Algebra Practice Problems Quiz

Questions and Answers

Given the function f(x) = 7x + d and f(1) = 2 , find the value of d.

• -5 (correct)
• 9
• 1
• -9

Flashcards

Finding d in a function

Solve for d in f(x) = 7x + d such that f(1) = 2.

Slope of a perpendicular line

The slope of the line f(x) = 7x + d is 7. The perpendicular slope is -1/7.

Chirps and temperature relationship

Chirps per minute is linear between 70°F and 80°F; can find chirps at other temperatures.

Composite function

f ∘ g ∘ h(x) means apply h, then g, then f to x.

Graph transformation

f(-x) + 5 means reflect across y-axis, then shift up 5.

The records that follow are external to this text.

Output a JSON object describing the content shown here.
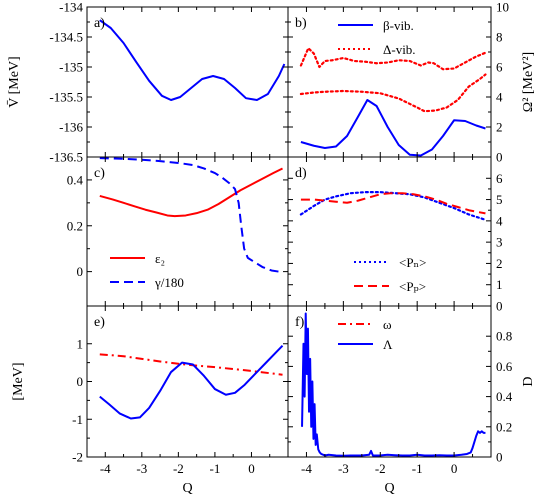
{
  "chart_data": [
    {
      "panel": "a)",
      "type": "line",
      "xlim": [
        -4.5,
        1.0
      ],
      "ylim": [
        -136.5,
        -134
      ],
      "yticks": [
        "-134",
        "-134.5",
        "-135",
        "-135.5",
        "-136",
        "-136.5"
      ],
      "ytick_values": [
        -134,
        -134.5,
        -135,
        -135.5,
        -136,
        -136.5
      ],
      "ylabel": "V̄ [MeV]",
      "series": [
        {
          "color": "#0000ff",
          "dash": "solid",
          "x": [
            -4.15,
            -3.85,
            -3.5,
            -3.15,
            -2.8,
            -2.45,
            -2.2,
            -1.95,
            -1.65,
            -1.35,
            -1.05,
            -0.75,
            -0.45,
            -0.15,
            0.15,
            0.45,
            0.75,
            0.9
          ],
          "y": [
            -134.22,
            -134.35,
            -134.6,
            -134.92,
            -135.23,
            -135.48,
            -135.55,
            -135.5,
            -135.35,
            -135.2,
            -135.15,
            -135.2,
            -135.35,
            -135.52,
            -135.55,
            -135.45,
            -135.15,
            -134.95
          ]
        }
      ]
    },
    {
      "panel": "b)",
      "type": "line",
      "xlim": [
        -4.5,
        1.0
      ],
      "ylim": [
        0,
        10
      ],
      "yticks": [
        "0",
        "2",
        "4",
        "6",
        "8",
        "10"
      ],
      "ytick_values": [
        0,
        2,
        4,
        6,
        8,
        10
      ],
      "ylabel": "Ω² [MeV²]",
      "legend_position": "top-right",
      "series": [
        {
          "name": "β-vib.",
          "color": "#0000ff",
          "dash": "solid",
          "x": [
            -4.15,
            -3.8,
            -3.5,
            -3.2,
            -2.9,
            -2.6,
            -2.35,
            -2.1,
            -1.8,
            -1.5,
            -1.2,
            -0.9,
            -0.6,
            -0.3,
            0,
            0.3,
            0.6,
            0.85
          ],
          "y": [
            1.0,
            0.75,
            0.6,
            0.7,
            1.4,
            2.7,
            3.8,
            3.4,
            2.0,
            0.8,
            0.15,
            0.1,
            0.5,
            1.4,
            2.45,
            2.4,
            2.1,
            1.9
          ]
        },
        {
          "name": "Δ-vib.",
          "color": "#ff0000",
          "dash": "dotted",
          "x": [
            -4.15,
            -3.95,
            -3.8,
            -3.65,
            -3.5,
            -3.3,
            -3.0,
            -2.7,
            -2.4,
            -2.1,
            -1.8,
            -1.5,
            -1.2,
            -0.9,
            -0.7,
            -0.55,
            -0.3,
            0,
            0.3,
            0.6,
            0.85
          ],
          "y": [
            6.1,
            7.25,
            6.9,
            6.0,
            6.4,
            6.45,
            6.6,
            6.4,
            6.35,
            6.25,
            6.3,
            6.45,
            6.4,
            6.1,
            6.3,
            6.25,
            5.85,
            5.9,
            6.3,
            6.7,
            6.95
          ]
        },
        {
          "color": "#ff0000",
          "dash": "dotted",
          "x": [
            -4.15,
            -3.8,
            -3.5,
            -3.0,
            -2.5,
            -2.0,
            -1.5,
            -1.0,
            -0.8,
            -0.5,
            -0.2,
            0.1,
            0.4,
            0.7,
            0.85
          ],
          "y": [
            4.2,
            4.3,
            4.35,
            4.4,
            4.35,
            4.25,
            3.9,
            3.3,
            3.05,
            3.1,
            3.3,
            3.8,
            4.7,
            5.2,
            5.5
          ]
        }
      ]
    },
    {
      "panel": "c)",
      "type": "line",
      "xlim": [
        -4.5,
        1.0
      ],
      "ylim": [
        -0.15,
        0.5
      ],
      "yticks": [
        "0",
        "0.2",
        "0.4"
      ],
      "ytick_values": [
        0,
        0.2,
        0.4
      ],
      "legend_position": "bottom-left",
      "series": [
        {
          "name": "ε₂",
          "color": "#ff0000",
          "dash": "solid",
          "x": [
            -4.15,
            -3.8,
            -3.5,
            -3.2,
            -2.9,
            -2.6,
            -2.3,
            -2.1,
            -1.8,
            -1.5,
            -1.2,
            -0.9,
            -0.6,
            -0.3,
            0,
            0.3,
            0.6,
            0.85
          ],
          "y": [
            0.33,
            0.315,
            0.3,
            0.285,
            0.27,
            0.258,
            0.245,
            0.242,
            0.245,
            0.255,
            0.27,
            0.295,
            0.325,
            0.355,
            0.38,
            0.405,
            0.43,
            0.45
          ]
        },
        {
          "name": "γ/180",
          "color": "#0000ff",
          "dash": "dashed",
          "x": [
            -4.15,
            -3.5,
            -3.0,
            -2.5,
            -2.0,
            -1.6,
            -1.3,
            -1.0,
            -0.8,
            -0.6,
            -0.45,
            -0.35,
            -0.28,
            -0.2,
            -0.1,
            0.1,
            0.3,
            0.55,
            0.75
          ],
          "y": [
            0.495,
            0.492,
            0.488,
            0.482,
            0.474,
            0.465,
            0.45,
            0.43,
            0.41,
            0.385,
            0.36,
            0.3,
            0.2,
            0.1,
            0.06,
            0.04,
            0.02,
            0.005,
            0.0
          ]
        }
      ]
    },
    {
      "panel": "d)",
      "type": "line",
      "xlim": [
        -4.5,
        1.0
      ],
      "ylim": [
        0,
        7
      ],
      "yticks": [
        "0",
        "1",
        "2",
        "3",
        "4",
        "5",
        "6"
      ],
      "ytick_values": [
        0,
        1,
        2,
        3,
        4,
        5,
        6
      ],
      "legend_position": "bottom-right",
      "series": [
        {
          "name": "<Pₙ>",
          "color": "#0000ff",
          "dash": "dotted",
          "x": [
            -4.15,
            -3.8,
            -3.5,
            -3.2,
            -2.8,
            -2.4,
            -2.0,
            -1.6,
            -1.2,
            -0.8,
            -0.4,
            0,
            0.4,
            0.85
          ],
          "y": [
            4.3,
            4.7,
            5.0,
            5.15,
            5.3,
            5.35,
            5.35,
            5.3,
            5.25,
            5.1,
            4.85,
            4.6,
            4.3,
            4.05
          ]
        },
        {
          "name": "<Pₚ>",
          "color": "#ff0000",
          "dash": "dashed",
          "x": [
            -4.15,
            -3.8,
            -3.5,
            -3.2,
            -2.9,
            -2.6,
            -2.3,
            -2.0,
            -1.7,
            -1.4,
            -1.1,
            -0.8,
            -0.5,
            -0.2,
            0.1,
            0.4,
            0.85
          ],
          "y": [
            5.0,
            5.0,
            4.95,
            4.9,
            4.85,
            4.95,
            5.1,
            5.25,
            5.3,
            5.3,
            5.25,
            5.15,
            5.0,
            4.8,
            4.65,
            4.5,
            4.35
          ]
        }
      ]
    },
    {
      "panel": "e)",
      "type": "line",
      "xlim": [
        -4.5,
        1.0
      ],
      "ylim": [
        -2,
        2
      ],
      "yticks": [
        "-2",
        "-1",
        "0",
        "1"
      ],
      "ytick_values": [
        -2,
        -1,
        0,
        1
      ],
      "ylabel": "[MeV]",
      "xlabel": "Q",
      "xticks": [
        "-4",
        "-3",
        "-2",
        "-1",
        "0"
      ],
      "xtick_values": [
        -4,
        -3,
        -2,
        -1,
        0
      ],
      "legend_position": "top-right",
      "series": [
        {
          "name": "ω",
          "color": "#ff0000",
          "dash": "dashdot",
          "x": [
            -4.15,
            -3.5,
            -3.0,
            -2.5,
            -2.0,
            -1.5,
            -1.0,
            -0.5,
            0,
            0.5,
            0.85
          ],
          "y": [
            0.72,
            0.67,
            0.6,
            0.53,
            0.47,
            0.42,
            0.38,
            0.33,
            0.28,
            0.22,
            0.18
          ]
        },
        {
          "name": "Λ",
          "color": "#0000ff",
          "dash": "solid",
          "x": [
            -4.15,
            -3.9,
            -3.6,
            -3.3,
            -3.05,
            -2.8,
            -2.5,
            -2.2,
            -1.9,
            -1.6,
            -1.3,
            -1.0,
            -0.7,
            -0.45,
            -0.2,
            0.1,
            0.4,
            0.7,
            0.85
          ],
          "y": [
            -0.4,
            -0.6,
            -0.85,
            -0.98,
            -0.95,
            -0.7,
            -0.25,
            0.25,
            0.5,
            0.45,
            0.15,
            -0.2,
            -0.35,
            -0.3,
            -0.1,
            0.2,
            0.5,
            0.8,
            0.95
          ]
        }
      ]
    },
    {
      "panel": "f)",
      "type": "line",
      "xlim": [
        -4.5,
        1.0
      ],
      "ylim": [
        0,
        1
      ],
      "yticks": [
        "0",
        "0.2",
        "0.4",
        "0.6",
        "0.8"
      ],
      "ytick_values": [
        0,
        0.2,
        0.4,
        0.6,
        0.8
      ],
      "ylabel": "D",
      "xlabel": "Q",
      "xticks": [
        "-4",
        "-3",
        "-2",
        "-1",
        "0"
      ],
      "xtick_values": [
        -4,
        -3,
        -2,
        -1,
        0
      ],
      "series": [
        {
          "color": "#0000ff",
          "dash": "solid",
          "x": [
            -4.12,
            -4.08,
            -4.05,
            -4.02,
            -3.99,
            -3.96,
            -3.93,
            -3.9,
            -3.87,
            -3.84,
            -3.81,
            -3.78,
            -3.75,
            -3.72,
            -3.68,
            -3.64,
            -3.6,
            -3.5,
            -3.4,
            -3.2,
            -3.0,
            -2.8,
            -2.5,
            -2.3,
            -2.25,
            -2.2,
            -2.0,
            -1.8,
            -1.6,
            -1.4,
            -1.2,
            -1.0,
            -0.8,
            -0.6,
            -0.4,
            -0.2,
            0.0,
            0.2,
            0.35,
            0.45,
            0.5,
            0.55,
            0.6,
            0.65,
            0.7,
            0.75,
            0.8,
            0.85
          ],
          "y": [
            0.2,
            0.75,
            0.4,
            0.95,
            0.55,
            0.85,
            0.3,
            0.65,
            0.2,
            0.5,
            0.12,
            0.35,
            0.08,
            0.15,
            0.05,
            0.03,
            0.02,
            0.01,
            0.015,
            0.01,
            0.008,
            0.01,
            0.01,
            0.015,
            0.04,
            0.01,
            0.01,
            0.015,
            0.012,
            0.01,
            0.01,
            0.015,
            0.01,
            0.01,
            0.012,
            0.01,
            0.01,
            0.015,
            0.02,
            0.03,
            0.06,
            0.1,
            0.14,
            0.17,
            0.16,
            0.17,
            0.16,
            0.16
          ]
        }
      ]
    }
  ]
}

Equation shift to the left

Shifting y = e^(x) three units left becomes y = e^(x + 3).

Study Notes

Quiz 1 Practice Problems

• Problem 1: Given f(x) = 7x + d, find d if f(1) = 2 and the slope of a line perpendicular to f(x).
  • To find d, substitute x = 1 and f(1) = 2 into the equation: 2 = 7(1) + d. Solving for d, d = -5.
  • The slope of f(x) is 7.
  • The slope of a line perpendicular to f(x) is the negative reciprocal of 7, which is -1/7.

Problem 2

• Cricket Chirps and Temperature: The relationship between cricket chirps and temperature is linear.
  • 113 chirps at 70°F
  • 173 chirps at 80°F
  • Find the chirps per minute at 100°F
  • Calculate the rate of change (slope) in chirps per degree Fahrenheit by finding the difference in chirps over the difference in temperature: (173 - 113) / (80 - 70) = 6 chirps/degree.
  • Use the point-slope form to find the equation: y - y1 = m(x - x1), using the point (70, 113) and slope 6.
  • y = 6x + 513
  • Substitute the temperature of 100°F to the x in the above equation to get the chirps, y = 6*100 + 513= 1113

Problem 3: Composite Functions

• Given f(x) = sin x, g(x) = 5 – √x, and h(x) = x + 2.
  • Find the composite function (f ∘ g ∘ h)(x) and its domain.

Problem 4: Graph Transformations

• Given y = e^(x-1), write the equation that shifts the graph three units to the left.
  • Shifting the graph of y = e^(x-1) to the left by three units will change the equation to y = e^{(x - 1 + 3)} = e^{(x + 2)}.

Problem 5: Function Transformations

• Given a function f(x), describe the transformations when graphing f(-x) + 5.
  • The transformation f(-x) reflects the graph across the y-axis.
  • The transformation f(-x) + 5 shifts the graph vertically up by 5 units.